Sunday, March 27, 2011
The Anchor Boys - Devastator
This new full length by The Anchor Boys is just proof that George Bluth was right all along, "there's always more bro-core punk bands in the banana stand." Maybe I'm not exactly quoting that verbatim, but I'm just changing it slightly to apply within my context. You know, the Fox News method of quoting. The Anchor boys are a pop-punk-hardcore (bro-core) band who hail from Philadelphia, the realm of The Wonder Years. I don't mean to shadow this band under the giant shade produced by TWY, but it just happens sometimes when you come from the same state and play the same genre. These are the facts of life, and they're all about bro-core. I think this release Devastator is their first full length, and it's coming out on iTunes Tuesday, so be prepared to buy this shit, if you like it and all.
The album starts off sounding more like Set Your Goals than it does the aforementioned Wonder Years., due to the guitar parts akin to Kid Dynamite and other more recent versions of 80s hardcore punk groups. There's a perfect blend of guitar leads, pounding power chords, and soft-voiced/powerful vocals between the two singers and guitarists Colin and Aaron. Some songs on this album take the SYG/bro-core feel and add sort of a more skate punk approach to it, which reminds me more of that band I reviewed a bit ago, With The Punches. I'm not saying WTP are skate punk...I'm just saying the influences were there.
Something that's not all too common with these type of bands anymore is the notion of bringing anything new to the table. I feel as though these guys may be just borrowing traits from other bands, but they also present their own genius into the equation. I mean, it's like Isaac Newton said, "If I ever made killer pop-punk it is by standing on the shoulders of giants." I think that one may actually be a verbatim quote, just saying.
"Blueberry Pancakes" is not only a song that is amazingly catchy and makes me shout "Dead to you!" and "Nothing with out you!" along everytime I hear it, but it also makes me jealous of my friend Olivia who is out with her family getting pancakes right now, while I'm sitting here next to a chubby chihuahua eating some oreo ripoff of girlscout thin mint cookies. Then "Kidney Stones" comes on and reminds me a lot of Four Year Strong and is definitely the type of music you get stoked on. I've had a couple job interviews that went nowhere this week, but to make sure I didn't through up from nerves before hand, I'd have to drive to the interview while blasting FYS, and it's good to know that there are even more options to blast when I need to get pumped. (Fuck you, get pumped!)
There's a problem that occurs to me whenever I review an album I really like, and that problem is not being able to rant about each song without taking up too much of everybody's time. I have to try to keep shit short and sweet. Every one of the songs boasts their own catchy vocals, awesome gang vocals, and awesome guitar leads. There's a lot of awesome intros here, and definitely some cool style changes in songs like "Here Comes Treble" (The Office reference, right?).
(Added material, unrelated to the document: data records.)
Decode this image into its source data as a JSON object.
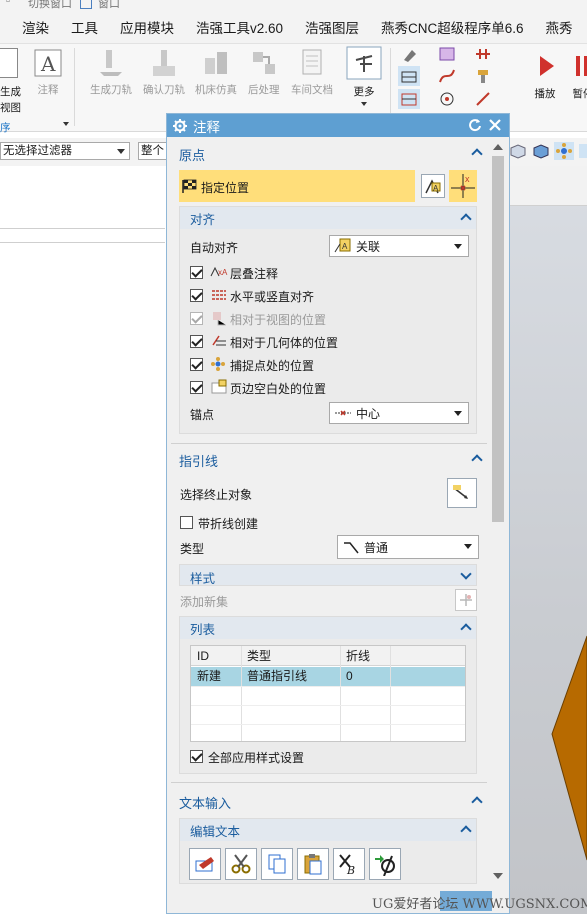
{
  "title_strip": {
    "item1": "切换窗口",
    "item2": "窗口"
  },
  "menu": [
    "渲染",
    "工具",
    "应用模块",
    "浩强工具v2.60",
    "浩强图层",
    "燕秀CNC超级程序单6.6",
    "燕秀"
  ],
  "ribbon": {
    "left_labels": [
      "生成",
      "视图"
    ],
    "group_label": "序",
    "annotation_label": "注释",
    "buttons": [
      "生成刀轨",
      "确认刀轨",
      "机床仿真",
      "后处理",
      "车间文档"
    ],
    "more_label": "更多",
    "play_label": "播放",
    "pause_label": "暂停"
  },
  "filterbar": {
    "filter_value": "无选择过滤器",
    "scope_value": "整个"
  },
  "dialog": {
    "title": "注释",
    "origin": {
      "header": "原点",
      "specify_position": "指定位置",
      "align": {
        "header": "对齐",
        "auto_align_label": "自动对齐",
        "auto_align_value": "关联",
        "options": [
          {
            "label": "层叠注释",
            "checked": true,
            "enabled": true
          },
          {
            "label": "水平或竖直对齐",
            "checked": true,
            "enabled": true
          },
          {
            "label": "相对于视图的位置",
            "checked": true,
            "enabled": false
          },
          {
            "label": "相对于几何体的位置",
            "checked": true,
            "enabled": true
          },
          {
            "label": "捕捉点处的位置",
            "checked": true,
            "enabled": true
          },
          {
            "label": "页边空白处的位置",
            "checked": true,
            "enabled": true
          }
        ],
        "anchor_label": "锚点",
        "anchor_value": "中心"
      }
    },
    "leader": {
      "header": "指引线",
      "select_terminating": "选择终止对象",
      "create_with_jog": "带折线创建",
      "type_label": "类型",
      "type_value": "普通",
      "style_header": "样式",
      "add_new_set": "添加新集",
      "list": {
        "header": "列表",
        "columns": [
          "ID",
          "类型",
          "折线"
        ],
        "rows": [
          {
            "id": "新建",
            "type": "普通指引线",
            "jog": "0"
          }
        ]
      },
      "apply_all_styles": "全部应用样式设置"
    },
    "text_input": {
      "header": "文本输入",
      "edit_text_header": "编辑文本"
    }
  },
  "watermark": "UG爱好者论坛 WWW.UGSNX.COM",
  "colors": {
    "title_bar": "#5e9fd2",
    "highlight": "#ffde7a",
    "selection": "#a8d5e3",
    "accent": "#1a5c9e"
  }
}
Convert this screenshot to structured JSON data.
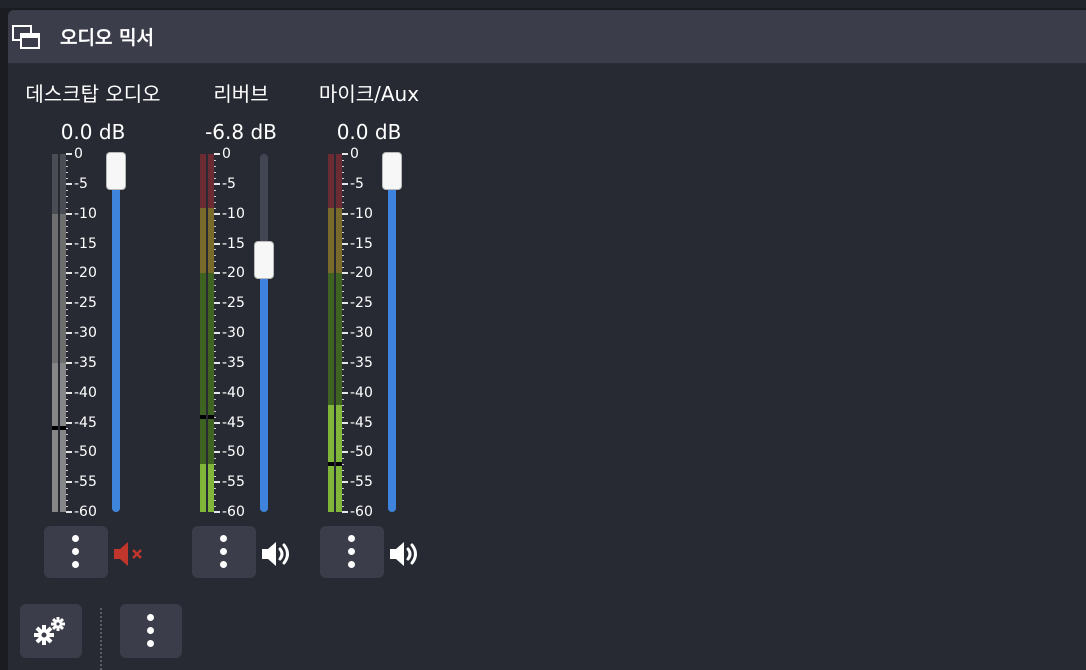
{
  "dock": {
    "title": "오디오 믹서",
    "title_bar_color": "#3b3e4a",
    "background_color": "#272a33"
  },
  "meter_scale": [
    "0",
    "-5",
    "-10",
    "-15",
    "-20",
    "-25",
    "-30",
    "-35",
    "-40",
    "-45",
    "-50",
    "-55",
    "-60"
  ],
  "channels": [
    {
      "name": "데스크탑 오디오",
      "volume_label": "0.0 dB",
      "fader_level_db": 0.0,
      "muted": true,
      "active": false,
      "meter_level_db": -35,
      "peak_db": -46,
      "mute_icon": "muted-speaker-icon",
      "menu_icon": "vertical-dots-icon"
    },
    {
      "name": "리버브",
      "volume_label": "-6.8 dB",
      "fader_level_db": -6.8,
      "muted": false,
      "active": true,
      "meter_level_db": -52,
      "peak_db": -44,
      "mute_icon": "speaker-icon",
      "menu_icon": "vertical-dots-icon"
    },
    {
      "name": "마이크/Aux",
      "volume_label": "0.0 dB",
      "fader_level_db": 0.0,
      "muted": false,
      "active": true,
      "meter_level_db": -42,
      "peak_db": -52,
      "mute_icon": "speaker-icon",
      "menu_icon": "vertical-dots-icon"
    }
  ],
  "footer": {
    "settings_icon": "gears-icon",
    "menu_icon": "vertical-dots-icon"
  },
  "colors": {
    "accent": "#3f84dc",
    "muted_icon": "#c0362c",
    "meter_red": "#6b2b33",
    "meter_yellow": "#7a6a2a",
    "meter_green": "#3f6320",
    "meter_green_active": "#8cc63f"
  }
}
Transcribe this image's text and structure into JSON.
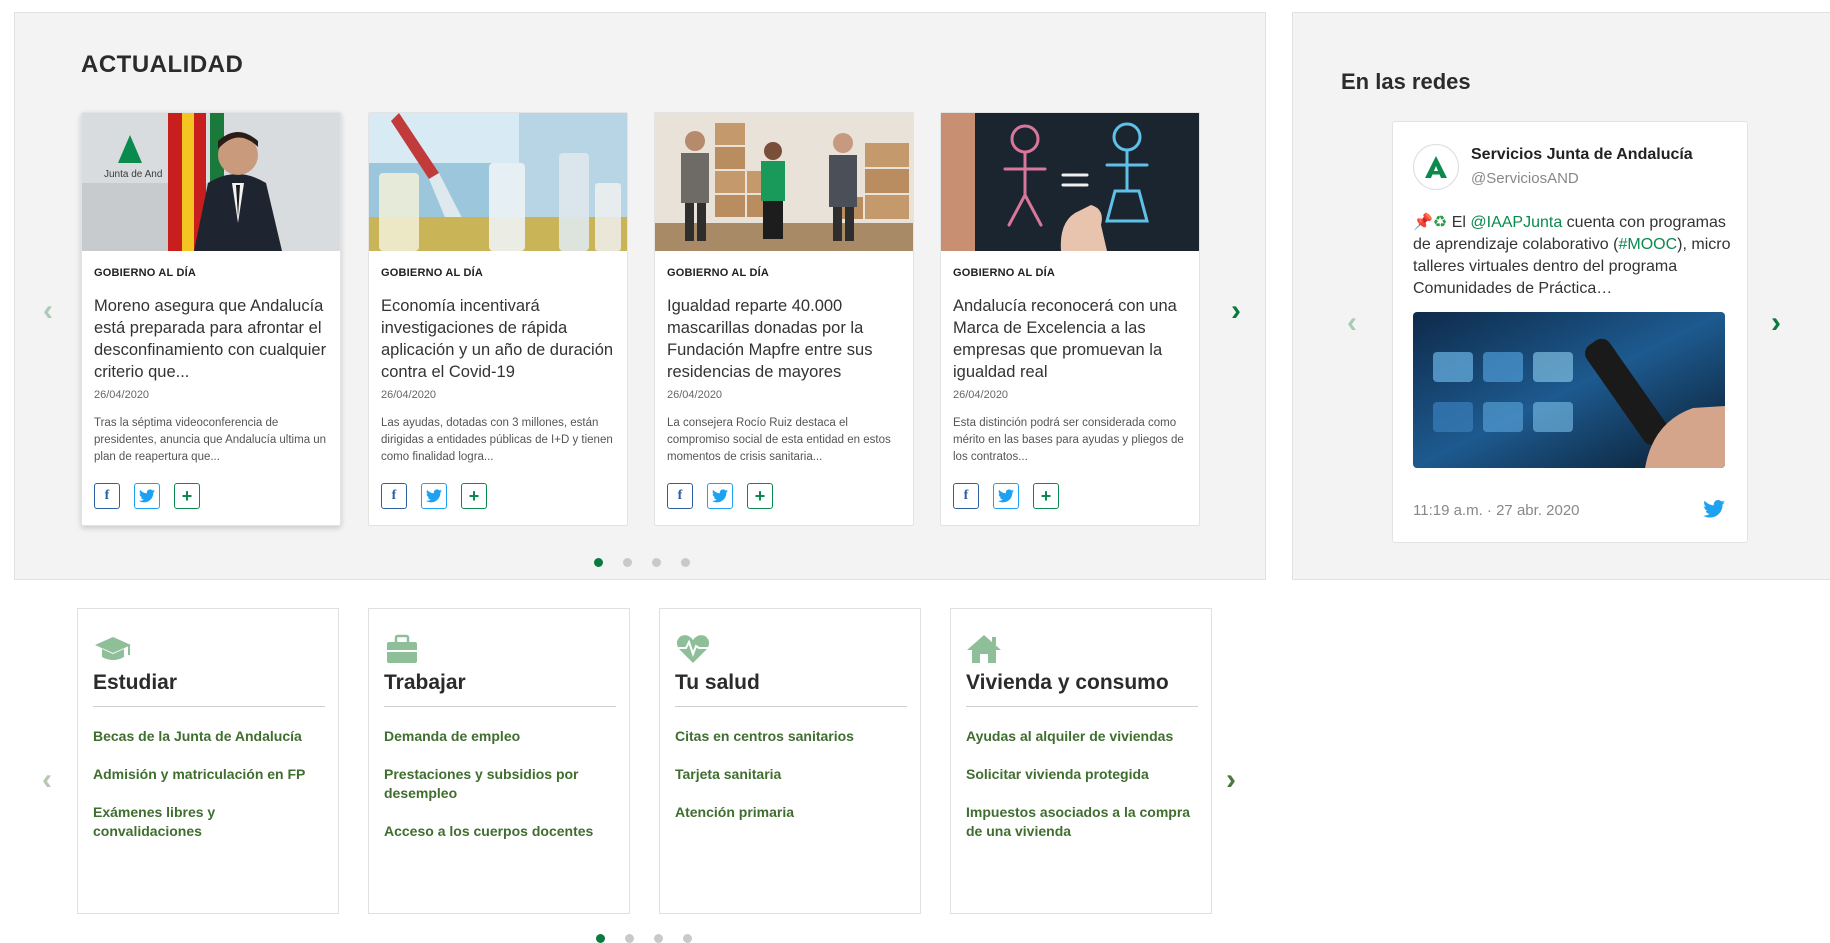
{
  "news": {
    "title": "ACTUALIDAD",
    "cards": [
      {
        "category": "GOBIERNO AL DÍA",
        "headline": "Moreno asegura que Andalucía está preparada para afrontar el desconfinamiento con cualquier criterio que...",
        "date": "26/04/2020",
        "summary": "Tras la séptima videoconferencia de presidentes, anuncia que Andalucía ultima un plan de reapertura que...",
        "image_text": "Junta de And"
      },
      {
        "category": "GOBIERNO AL DÍA",
        "headline": "Economía incentivará investigaciones de rápida aplicación y un año de duración contra el Covid-19",
        "date": "26/04/2020",
        "summary": "Las ayudas, dotadas con 3 millones, están dirigidas a entidades públicas de I+D y tienen como finalidad logra..."
      },
      {
        "category": "GOBIERNO AL DÍA",
        "headline": "Igualdad reparte 40.000 mascarillas donadas por la Fundación Mapfre entre sus residencias de mayores",
        "date": "26/04/2020",
        "summary": "La consejera Rocío Ruiz destaca el compromiso social de esta entidad en estos momentos de crisis sanitaria..."
      },
      {
        "category": "GOBIERNO AL DÍA",
        "headline": "Andalucía reconocerá con una Marca de Excelencia a las empresas que promuevan la igualdad real",
        "date": "26/04/2020",
        "summary": "Esta distinción podrá ser considerada como mérito en las bases para ayudas y pliegos de los contratos..."
      }
    ],
    "share": {
      "facebook": "f",
      "twitter": "twitter-icon",
      "more": "+"
    },
    "pagination": {
      "pages": 4,
      "current": 1
    },
    "prev_arrow": "‹",
    "next_arrow": "›"
  },
  "social": {
    "title": "En las redes",
    "tweet": {
      "name": "Servicios Junta de Andalucía",
      "handle": "@ServiciosAND",
      "text_pre": " El ",
      "mention": "@IAAPJunta",
      "text_mid": " cuenta con programas de aprendizaje colaborativo (",
      "hashtag": "#MOOC",
      "text_post": "), micro talleres virtuales dentro del programa Comunidades de Práctica…",
      "emoji_pin": "📌",
      "emoji_recycle": "♻",
      "time": "11:19 a.m. · 27 abr. 2020"
    },
    "prev_arrow": "‹",
    "next_arrow": "›"
  },
  "services": {
    "cards": [
      {
        "title": "Estudiar",
        "icon": "graduation-cap-icon",
        "links": [
          "Becas de la Junta de Andalucía",
          "Admisión y matriculación en FP",
          "Exámenes libres y convalidaciones"
        ]
      },
      {
        "title": "Trabajar",
        "icon": "briefcase-icon",
        "links": [
          "Demanda de empleo",
          "Prestaciones y subsidios por desempleo",
          "Acceso a los cuerpos docentes"
        ]
      },
      {
        "title": "Tu salud",
        "icon": "heart-pulse-icon",
        "links": [
          "Citas en centros sanitarios",
          "Tarjeta sanitaria",
          "Atención primaria"
        ]
      },
      {
        "title": "Vivienda y consumo",
        "icon": "house-icon",
        "links": [
          "Ayudas al alquiler de viviendas",
          "Solicitar vivienda protegida",
          "Impuestos asociados a la compra de una vivienda"
        ]
      }
    ],
    "pagination": {
      "pages": 4,
      "current": 1
    },
    "prev_arrow": "‹",
    "next_arrow": "›"
  },
  "colors": {
    "accent_green": "#0b7a3e",
    "link_green": "#3f6e2f",
    "icon_green": "#8fbf98",
    "panel_bg": "#f3f3f3",
    "twitter_blue": "#1da1f2",
    "facebook_blue": "#2d5fa3"
  }
}
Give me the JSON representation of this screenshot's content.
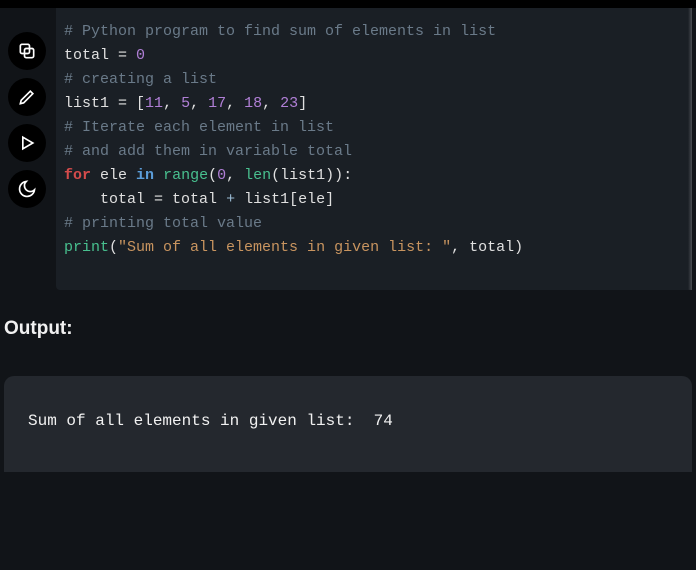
{
  "toolbar": {
    "copy": "copy",
    "edit": "edit",
    "run": "run",
    "dark": "dark"
  },
  "code": {
    "l1_comment": "# Python program to find sum of elements in list",
    "l2_total": "total",
    "l2_eq": " = ",
    "l2_zero": "0",
    "l3_empty": "",
    "l4_comment": "# creating a list",
    "l5_list": "list1",
    "l5_eq": " = ",
    "l5_lb": "[",
    "l5_v1": "11",
    "l5_c1": ", ",
    "l5_v2": "5",
    "l5_c2": ", ",
    "l5_v3": "17",
    "l5_c3": ", ",
    "l5_v4": "18",
    "l5_c4": ", ",
    "l5_v5": "23",
    "l5_rb": "]",
    "l6_empty": "",
    "l7_comment": "# Iterate each element in list",
    "l8_comment": "# and add them in variable total",
    "l9_for": "for",
    "l9_ele": " ele ",
    "l9_in": "in",
    "l9_sp": " ",
    "l9_range": "range",
    "l9_open": "(",
    "l9_zero": "0",
    "l9_comma": ", ",
    "l9_len": "len",
    "l9_open2": "(",
    "l9_lst": "list1",
    "l9_close2": "))",
    "l9_colon": ":",
    "l10_indent": "    ",
    "l10_total": "total ",
    "l10_eq": "= ",
    "l10_total2": "total ",
    "l10_plus": "+",
    "l10_sp": " ",
    "l10_lst": "list1",
    "l10_open": "[",
    "l10_ele": "ele",
    "l10_close": "]",
    "l11_empty": "",
    "l12_comment": "# printing total value",
    "l13_print": "print",
    "l13_open": "(",
    "l13_str": "\"Sum of all elements in given list: \"",
    "l13_comma": ", ",
    "l13_total": "total",
    "l13_close": ")"
  },
  "output": {
    "label": "Output:",
    "text": "Sum of all elements in given list:  74"
  }
}
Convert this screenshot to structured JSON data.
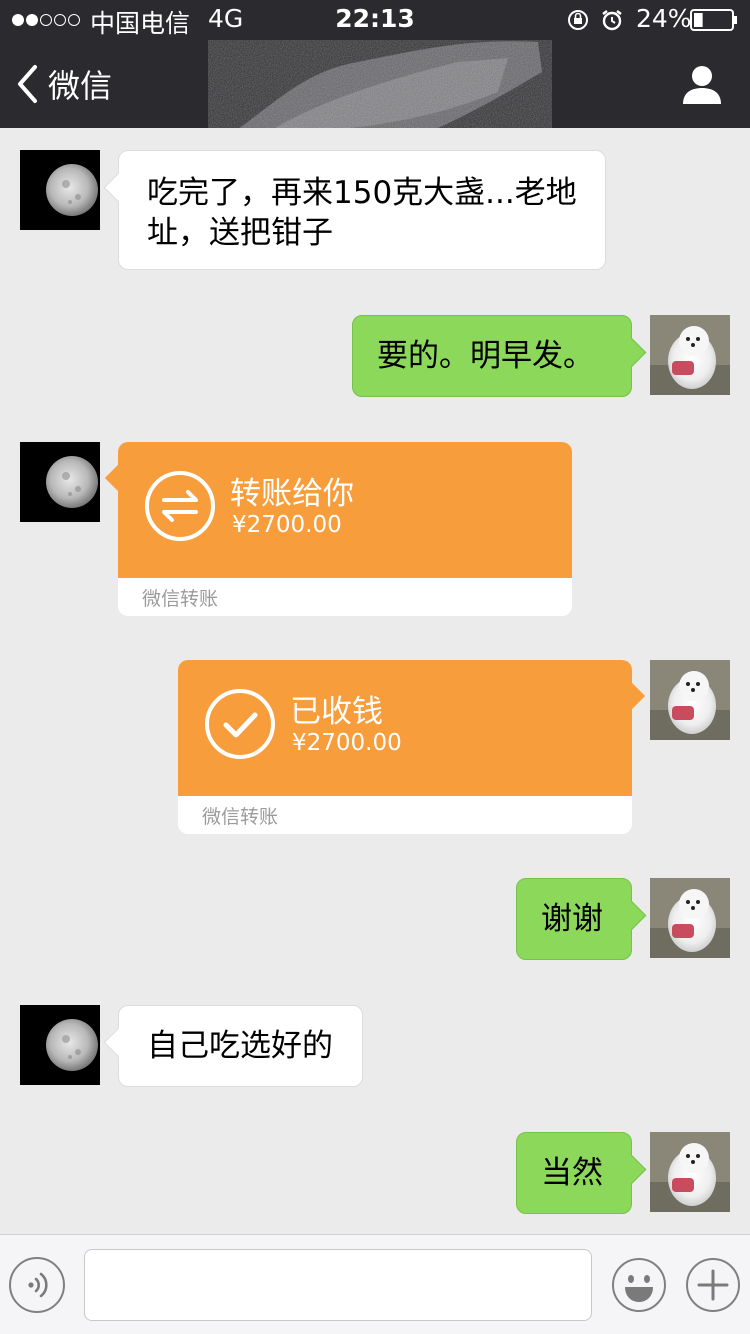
{
  "status_bar": {
    "signal_filled": 2,
    "signal_total": 5,
    "carrier": "中国电信",
    "network": "4G",
    "time": "22:13",
    "battery_pct": "24%",
    "battery_level": 0.24,
    "icons": [
      "rotation-lock-icon",
      "alarm-icon",
      "battery-icon"
    ]
  },
  "nav": {
    "back_label": "微信",
    "back_icon": "chevron-left-icon",
    "right_icon": "user-profile-icon"
  },
  "messages": [
    {
      "side": "in",
      "type": "text",
      "avatar": "moon-avatar",
      "text": "吃完了，再来150克大盏...老地址，送把钳子"
    },
    {
      "side": "out",
      "type": "text",
      "avatar": "puppy-avatar",
      "text": "要的。明早发。"
    },
    {
      "side": "in",
      "type": "transfer",
      "avatar": "moon-avatar",
      "icon": "transfer-arrows-icon",
      "title": "转账给你",
      "amount": "¥2700.00",
      "footer": "微信转账"
    },
    {
      "side": "out",
      "type": "transfer",
      "avatar": "puppy-avatar",
      "icon": "check-icon",
      "title": "已收钱",
      "amount": "¥2700.00",
      "footer": "微信转账"
    },
    {
      "side": "out",
      "type": "text",
      "avatar": "puppy-avatar",
      "text": "谢谢"
    },
    {
      "side": "in",
      "type": "text",
      "avatar": "moon-avatar",
      "text": "自己吃选好的"
    },
    {
      "side": "out",
      "type": "text",
      "avatar": "puppy-avatar",
      "text": "当然"
    }
  ],
  "input_bar": {
    "voice_icon": "voice-icon",
    "input_value": "",
    "emoji_icon": "emoji-icon",
    "plus_icon": "plus-icon"
  },
  "colors": {
    "nav_bg": "#2b2b2f",
    "chat_bg": "#ebebeb",
    "bubble_out": "#8bd85b",
    "bubble_in": "#ffffff",
    "transfer": "#f79d3c"
  }
}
There's even an acoustic intro on here, "Double Parked in Bridesburg", which of course turns into an energy filled blast when the electricity sparks and the acoustic is dropped for some hardcore-punk style pop-punk.
I think I dubbed this band as bro-core pretty accurately, as made clear by songtitles like "P-B-AARGH" and "Brosquito Bite". Seriously, are these guys trying to get in my proverbial pants, musically? Also, is getting into pants even a proverb? Yet? I think it's some sort of urban proverb by now. Maybe I don't really even understand proverbs. What's also cool about these bro songs is the fact that they're just awesome fucking songs. I'm really glad this band exists because I think I needed something new and of this genre to keep my head on straight and my boots on loose (what's up with the boots on your feet?). The awesome leads never let up throughout this entire release, and we're all super stoked on that.
The closing song on this album reminds me a lot of the way The Upsides closes. You get this soft intro for over a minute, and then you get the catchy powerchord ballad of singalong yells and guitar leads I'll probably never be able to compete with. That's how you end an album, folks. The great question has finally been answered in a permanent way. Or you end it in the middle of a song and just have it fade out, Sopranos style. It's whatever. Get this album.